Though the heat spreading from Southern California into parts of Arizona, Nevada and Utah threatened to worsen flames, a National Weather Service warning of extreme fire danger from heat and winds expired Friday.
On the California-Oregon border, the fire ignited Thursday and moved swiftly through the region that is home to many retirees, said Ray Haupt, chairman of the Siskiyou County Board of Supervisors.
"It moved so fast I'm not sure how much time lagged between the evacuation and when it hit Hornbrook," he said. "It hit there pretty quick. We know we've lost homes and lots of structures, including livestock and horses as well."
California Gov. Jerry Brown declared a state of emergency, citing "extreme peril" to people and property.
Elsewhere in California, a massive blaze northwest of Sacramento had destroyed 10 homes, officials said. Firefighters had begun inspecting the fire zone, which covers an area nearly three times the size of San Francisco.
The fire, spanning 138-square-mile, was 50 percent contained by Saturday.
In central San Diego County, firefighters increased containment of a fire that rapidly spread over 400 acres (162 hectares), destroyed 18 structures and damaged eight, and a wildfire in the San Bernardino National Forest was holding at 1.5 square miles (404 hectares) and forced evacuation of about 700 homes in the mountain community of Forest Falls.
Fires also burned on the Marine Corps' sprawling Camp Pendleton base in northern San Diego County.
San Diego Gas and Electric said nearly 1,700 customers were without power after the fire damaged the electric system.
In Goleta in Santa Barbara County, a new wind-driven fire Friday night burned at least 20 structures, including homes, and threatened hundreds more. Officials had said any residents on the mountain side of Cathedral Oaks should evacuate immediately downhill and away from the area as a precaution.
Video from news helicopters showed fire crews running along Interstate 8 in Alpine and trying to quell the flames that were spreading along the side of the freeway as a handful of homes were completely engulfed in flames.
In contrast, rain helped slow the growth of wildfires in Colorado that have burned dozens of homes. But the threat of a deluge raised the possibility of flooding at a stubborn blaze in the southwestern corner of the state.
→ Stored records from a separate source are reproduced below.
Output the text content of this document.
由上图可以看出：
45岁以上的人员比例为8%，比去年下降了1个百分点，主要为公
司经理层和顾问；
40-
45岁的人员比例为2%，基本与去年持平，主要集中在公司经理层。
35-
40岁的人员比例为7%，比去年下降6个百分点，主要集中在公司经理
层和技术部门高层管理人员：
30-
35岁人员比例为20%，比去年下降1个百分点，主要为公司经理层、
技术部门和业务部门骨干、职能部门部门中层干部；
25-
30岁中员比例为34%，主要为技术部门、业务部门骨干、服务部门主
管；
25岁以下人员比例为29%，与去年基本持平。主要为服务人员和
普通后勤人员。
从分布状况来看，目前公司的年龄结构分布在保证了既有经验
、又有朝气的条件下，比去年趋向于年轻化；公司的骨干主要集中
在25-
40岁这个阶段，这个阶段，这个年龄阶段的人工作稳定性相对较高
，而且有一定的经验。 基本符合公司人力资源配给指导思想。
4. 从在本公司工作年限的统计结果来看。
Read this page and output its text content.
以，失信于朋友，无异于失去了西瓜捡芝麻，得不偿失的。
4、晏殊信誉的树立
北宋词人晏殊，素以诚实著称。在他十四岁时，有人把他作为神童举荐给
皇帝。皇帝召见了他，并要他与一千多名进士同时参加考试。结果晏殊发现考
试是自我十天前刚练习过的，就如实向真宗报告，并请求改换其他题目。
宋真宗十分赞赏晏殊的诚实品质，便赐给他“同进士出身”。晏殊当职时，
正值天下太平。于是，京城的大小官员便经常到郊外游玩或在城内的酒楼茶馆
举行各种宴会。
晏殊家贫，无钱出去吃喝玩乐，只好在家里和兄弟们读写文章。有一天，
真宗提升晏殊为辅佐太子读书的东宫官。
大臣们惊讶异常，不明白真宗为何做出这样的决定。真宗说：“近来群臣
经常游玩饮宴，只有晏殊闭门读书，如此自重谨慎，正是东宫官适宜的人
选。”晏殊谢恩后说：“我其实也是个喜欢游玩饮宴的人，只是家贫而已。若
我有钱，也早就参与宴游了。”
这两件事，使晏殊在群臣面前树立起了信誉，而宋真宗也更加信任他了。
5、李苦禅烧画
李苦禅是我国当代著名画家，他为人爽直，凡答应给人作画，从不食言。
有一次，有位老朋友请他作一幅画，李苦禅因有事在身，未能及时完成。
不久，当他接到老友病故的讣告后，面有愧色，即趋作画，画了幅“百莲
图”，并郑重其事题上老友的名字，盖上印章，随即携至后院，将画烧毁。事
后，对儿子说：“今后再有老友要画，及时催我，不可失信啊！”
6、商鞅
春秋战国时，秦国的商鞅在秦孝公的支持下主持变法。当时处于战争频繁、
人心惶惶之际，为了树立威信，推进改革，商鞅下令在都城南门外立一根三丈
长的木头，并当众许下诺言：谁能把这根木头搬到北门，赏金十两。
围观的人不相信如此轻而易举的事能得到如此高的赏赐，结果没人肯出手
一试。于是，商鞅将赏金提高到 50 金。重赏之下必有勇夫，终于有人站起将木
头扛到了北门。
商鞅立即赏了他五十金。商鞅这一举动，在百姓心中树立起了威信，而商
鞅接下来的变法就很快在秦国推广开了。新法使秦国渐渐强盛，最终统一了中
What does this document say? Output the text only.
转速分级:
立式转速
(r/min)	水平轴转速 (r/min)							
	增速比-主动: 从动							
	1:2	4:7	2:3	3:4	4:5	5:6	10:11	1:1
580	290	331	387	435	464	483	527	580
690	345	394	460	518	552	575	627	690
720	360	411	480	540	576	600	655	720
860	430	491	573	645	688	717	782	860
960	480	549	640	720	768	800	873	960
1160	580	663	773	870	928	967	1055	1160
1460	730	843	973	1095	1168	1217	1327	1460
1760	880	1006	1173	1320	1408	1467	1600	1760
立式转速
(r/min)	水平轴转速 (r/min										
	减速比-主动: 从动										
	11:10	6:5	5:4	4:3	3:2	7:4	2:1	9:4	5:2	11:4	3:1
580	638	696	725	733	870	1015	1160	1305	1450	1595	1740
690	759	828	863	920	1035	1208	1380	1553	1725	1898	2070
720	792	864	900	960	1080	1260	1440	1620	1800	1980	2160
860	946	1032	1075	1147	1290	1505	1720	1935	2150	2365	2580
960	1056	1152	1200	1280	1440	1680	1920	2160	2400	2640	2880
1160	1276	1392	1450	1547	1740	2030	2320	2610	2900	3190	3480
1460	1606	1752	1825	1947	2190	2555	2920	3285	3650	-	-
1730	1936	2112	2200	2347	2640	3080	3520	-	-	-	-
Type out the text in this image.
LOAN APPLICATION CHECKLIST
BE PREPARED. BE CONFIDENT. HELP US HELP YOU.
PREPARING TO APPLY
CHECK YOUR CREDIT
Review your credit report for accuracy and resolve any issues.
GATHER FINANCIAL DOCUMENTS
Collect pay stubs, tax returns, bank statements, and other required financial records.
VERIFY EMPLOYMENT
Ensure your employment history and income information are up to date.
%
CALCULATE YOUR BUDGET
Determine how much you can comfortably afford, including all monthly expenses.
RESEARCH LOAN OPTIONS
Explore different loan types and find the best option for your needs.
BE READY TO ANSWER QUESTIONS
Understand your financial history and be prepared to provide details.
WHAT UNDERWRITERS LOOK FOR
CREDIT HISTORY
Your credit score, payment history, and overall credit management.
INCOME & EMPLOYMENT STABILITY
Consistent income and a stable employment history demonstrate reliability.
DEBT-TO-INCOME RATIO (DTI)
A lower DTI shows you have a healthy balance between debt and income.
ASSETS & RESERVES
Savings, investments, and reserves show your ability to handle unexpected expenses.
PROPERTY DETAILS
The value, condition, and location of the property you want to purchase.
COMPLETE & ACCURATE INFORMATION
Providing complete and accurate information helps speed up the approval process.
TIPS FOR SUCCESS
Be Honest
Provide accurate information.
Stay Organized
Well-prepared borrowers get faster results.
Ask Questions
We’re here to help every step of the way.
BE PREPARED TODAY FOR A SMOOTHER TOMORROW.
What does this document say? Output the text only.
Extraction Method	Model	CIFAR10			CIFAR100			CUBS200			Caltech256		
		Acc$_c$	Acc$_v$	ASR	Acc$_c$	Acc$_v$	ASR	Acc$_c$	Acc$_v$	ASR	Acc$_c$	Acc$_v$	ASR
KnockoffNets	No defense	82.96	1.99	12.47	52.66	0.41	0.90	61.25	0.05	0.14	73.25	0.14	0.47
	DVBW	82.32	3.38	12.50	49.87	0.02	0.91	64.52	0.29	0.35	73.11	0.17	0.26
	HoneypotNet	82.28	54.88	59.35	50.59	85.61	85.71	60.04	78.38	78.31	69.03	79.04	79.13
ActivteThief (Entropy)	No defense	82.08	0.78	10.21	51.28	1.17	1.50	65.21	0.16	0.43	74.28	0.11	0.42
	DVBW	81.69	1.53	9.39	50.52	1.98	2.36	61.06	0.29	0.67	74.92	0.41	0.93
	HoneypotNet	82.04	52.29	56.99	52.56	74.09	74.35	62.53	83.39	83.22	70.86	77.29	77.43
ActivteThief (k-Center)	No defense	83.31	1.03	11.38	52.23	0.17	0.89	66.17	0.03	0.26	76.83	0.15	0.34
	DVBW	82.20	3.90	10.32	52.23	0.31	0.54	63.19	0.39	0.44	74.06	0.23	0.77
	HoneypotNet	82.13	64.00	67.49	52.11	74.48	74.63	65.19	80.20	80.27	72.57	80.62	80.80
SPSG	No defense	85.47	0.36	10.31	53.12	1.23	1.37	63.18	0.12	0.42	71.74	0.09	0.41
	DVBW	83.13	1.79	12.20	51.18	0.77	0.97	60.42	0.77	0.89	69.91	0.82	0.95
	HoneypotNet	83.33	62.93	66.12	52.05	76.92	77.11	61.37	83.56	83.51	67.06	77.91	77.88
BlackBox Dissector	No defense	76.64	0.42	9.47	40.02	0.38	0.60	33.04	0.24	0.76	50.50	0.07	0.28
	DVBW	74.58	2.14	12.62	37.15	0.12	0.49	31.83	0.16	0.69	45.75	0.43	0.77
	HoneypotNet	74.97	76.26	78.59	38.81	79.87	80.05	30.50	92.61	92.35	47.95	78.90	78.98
Crews also had 50 percent containment of a southwestern Colorado fire that has blackened 85 square miles (220 square kilometers) north of Durango. Authorities said Saturday that afternoon storms could produce flash floods and mudslides in burn scars.
And in central Colorado's Park County, crews encircled a third of a spotty fire that forced the Buffalo Creek Wilderness to close. A stretch of busy U.S. Highway 285 between Fairplay and Antero Junction reopened Saturday.
Rain helped a fire in the heart of ski country that has destroyed three houses, including the home of a volunteer firefighter battling the flames near the resort town of Aspen. Gov. John Hickenlooper visited the area Friday.
It also offered relief in the southern Colorado mountains where a blaze has destroyed over 130 homes and forced the evacuation of at least 2,000 properties. The Spring Creek Fire became the third-largest in state history at 165 square miles (427 square kilometers).
In a Utah mountain area, a wildfire that destroyed 90 structures and forced more than 1,100 people to flee was growing, but fire officials hoped to gain more control after their work Friday. Many homes and cabins likely burned, while others may be sheds or garages.
The fire burned about 75 square miles (193 square kilometers) near a popular fishing reservoir about 80 miles (130 kilometers) southeast of Salt Lake City, according to the Utah Division Forestry Fire State Lands.
It forced a 35-mile stretch of U.S. Highway 40 to close since Wednesday, said Sonya Capek, a fire spokeswoman. The road reopened late Friday.
The evacuated residents were allowed to return home Saturday, but they were advised to remain on alert and be prepared to evacuate again if necessary. Officials believe human activity sparked the blaze, but an exact cause hasn't been determined.